Selisih 3 bulan, saya berhasil menciptakan konten dengan bekal format sebelumnya dengan genre yang berbeda--dengan mengembangkan format baku yang tidak banyak berubah--, yaitu menulis buku Kompas Survei Ubinan yang merupakan buku pertama kali saya mencoba menembus kalangan perguruan tinggi dan instansi pertanian. Dari keuntungan menjual produk yang telah terbit, saya mengembangkan lebih lanjut dengan mengubah konten buku dengan format baku yang sama namun saya mulai menyentuh buku bergenre fiksi yang saya beri judul Jomblo Ahli Fatwa. Buku fiksi tersebut saya terbitkan lagi secara indie, tak ada alasan lain karena mungkin inilah bonusnya seorang penulis, harus menelan pahitnya ditolak oleh penerbit ekslusif alias penerbit mayor, hehehe...

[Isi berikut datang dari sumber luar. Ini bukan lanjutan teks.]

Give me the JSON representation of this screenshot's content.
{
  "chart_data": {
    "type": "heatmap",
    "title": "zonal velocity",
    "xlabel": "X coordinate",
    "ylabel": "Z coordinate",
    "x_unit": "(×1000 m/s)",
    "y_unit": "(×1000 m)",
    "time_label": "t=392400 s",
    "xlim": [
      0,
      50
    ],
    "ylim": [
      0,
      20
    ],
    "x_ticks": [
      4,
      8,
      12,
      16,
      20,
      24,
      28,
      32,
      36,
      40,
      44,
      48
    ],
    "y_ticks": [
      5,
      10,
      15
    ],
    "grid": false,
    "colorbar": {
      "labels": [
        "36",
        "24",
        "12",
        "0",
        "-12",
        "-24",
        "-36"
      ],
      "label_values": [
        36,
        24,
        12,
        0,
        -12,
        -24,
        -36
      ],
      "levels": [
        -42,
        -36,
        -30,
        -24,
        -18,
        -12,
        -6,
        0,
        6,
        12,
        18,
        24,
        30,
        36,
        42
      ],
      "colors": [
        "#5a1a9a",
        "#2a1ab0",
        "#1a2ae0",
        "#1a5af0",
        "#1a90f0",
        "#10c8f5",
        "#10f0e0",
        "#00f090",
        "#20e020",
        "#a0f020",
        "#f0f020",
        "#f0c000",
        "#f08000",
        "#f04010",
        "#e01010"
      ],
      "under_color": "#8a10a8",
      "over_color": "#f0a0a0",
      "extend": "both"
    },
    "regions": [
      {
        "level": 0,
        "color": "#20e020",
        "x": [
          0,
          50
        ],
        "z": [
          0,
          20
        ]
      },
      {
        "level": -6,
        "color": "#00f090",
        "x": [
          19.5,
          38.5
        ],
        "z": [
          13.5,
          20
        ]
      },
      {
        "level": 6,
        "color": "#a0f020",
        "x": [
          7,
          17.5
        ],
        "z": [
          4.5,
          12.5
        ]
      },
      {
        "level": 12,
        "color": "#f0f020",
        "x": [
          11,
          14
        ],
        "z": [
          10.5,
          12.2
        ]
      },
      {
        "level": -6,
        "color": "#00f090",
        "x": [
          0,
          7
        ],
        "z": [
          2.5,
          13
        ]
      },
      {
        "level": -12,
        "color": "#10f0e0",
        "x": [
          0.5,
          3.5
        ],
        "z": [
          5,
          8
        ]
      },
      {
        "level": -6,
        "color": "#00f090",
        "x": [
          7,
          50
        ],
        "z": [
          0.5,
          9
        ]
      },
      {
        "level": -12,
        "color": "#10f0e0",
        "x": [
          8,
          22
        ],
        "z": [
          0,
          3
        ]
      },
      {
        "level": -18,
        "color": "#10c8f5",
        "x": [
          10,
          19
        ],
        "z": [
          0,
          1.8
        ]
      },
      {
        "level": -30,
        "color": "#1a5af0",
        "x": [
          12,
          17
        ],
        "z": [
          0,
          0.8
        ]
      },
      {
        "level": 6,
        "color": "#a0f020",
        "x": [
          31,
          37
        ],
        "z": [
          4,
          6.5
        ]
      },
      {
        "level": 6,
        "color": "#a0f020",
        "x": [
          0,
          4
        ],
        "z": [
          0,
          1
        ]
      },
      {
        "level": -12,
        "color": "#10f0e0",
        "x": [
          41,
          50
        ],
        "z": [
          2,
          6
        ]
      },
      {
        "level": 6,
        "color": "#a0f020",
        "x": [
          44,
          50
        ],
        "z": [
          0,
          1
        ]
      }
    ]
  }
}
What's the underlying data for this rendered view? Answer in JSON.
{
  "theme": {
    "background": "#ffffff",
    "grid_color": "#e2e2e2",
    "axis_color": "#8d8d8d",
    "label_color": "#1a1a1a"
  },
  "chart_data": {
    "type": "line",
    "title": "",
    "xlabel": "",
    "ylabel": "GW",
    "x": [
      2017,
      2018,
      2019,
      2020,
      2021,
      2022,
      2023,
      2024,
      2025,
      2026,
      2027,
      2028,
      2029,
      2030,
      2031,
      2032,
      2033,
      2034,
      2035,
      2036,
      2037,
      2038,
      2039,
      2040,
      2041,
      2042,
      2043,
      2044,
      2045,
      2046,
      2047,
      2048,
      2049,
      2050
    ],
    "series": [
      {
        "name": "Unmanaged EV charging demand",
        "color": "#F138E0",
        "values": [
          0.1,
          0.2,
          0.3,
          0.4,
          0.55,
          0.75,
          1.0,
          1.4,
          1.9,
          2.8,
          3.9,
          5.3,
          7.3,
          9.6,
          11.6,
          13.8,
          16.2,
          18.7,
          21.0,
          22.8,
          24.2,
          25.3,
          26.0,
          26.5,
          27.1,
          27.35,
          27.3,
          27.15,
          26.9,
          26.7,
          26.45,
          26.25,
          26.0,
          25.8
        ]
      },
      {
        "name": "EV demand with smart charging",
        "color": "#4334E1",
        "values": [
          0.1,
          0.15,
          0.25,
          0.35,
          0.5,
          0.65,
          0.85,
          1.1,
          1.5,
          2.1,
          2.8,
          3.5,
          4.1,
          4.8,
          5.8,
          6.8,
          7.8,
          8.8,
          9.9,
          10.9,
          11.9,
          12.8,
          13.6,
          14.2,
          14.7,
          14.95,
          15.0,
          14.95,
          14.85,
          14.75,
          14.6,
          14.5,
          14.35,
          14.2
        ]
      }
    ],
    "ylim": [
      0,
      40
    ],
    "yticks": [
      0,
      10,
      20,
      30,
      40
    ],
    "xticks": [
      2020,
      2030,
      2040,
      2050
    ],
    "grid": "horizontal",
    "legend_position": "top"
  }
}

Ah, tapi saya tak begitu saja menyerah dengan kenyataan yang ada. Saya harus tetap bergerak di tengah lengahnya hiruk-pikuk pekerjaan yang membuat sibuk tiada hentinya. Tak lama. Mungkin jarak sebulanan lah, format yang telah saya perbaiki sesuai dengan buku terakhir kali saya terbitkan untuk kemudian saya ubah kontennya menjadi buku non-fiksi lagi, hehehe..., saya beri judul Menguasai Integral dalam Sekejap, sebuah buku yang saya tulis bersama teman saya. Untuk karya satu ini, karena masih saya anggap belum mencapai target halaman untuk menembus penerbit mayor, maka saya putuskan untuk tidak menerbitkannya dalam waktu dekat.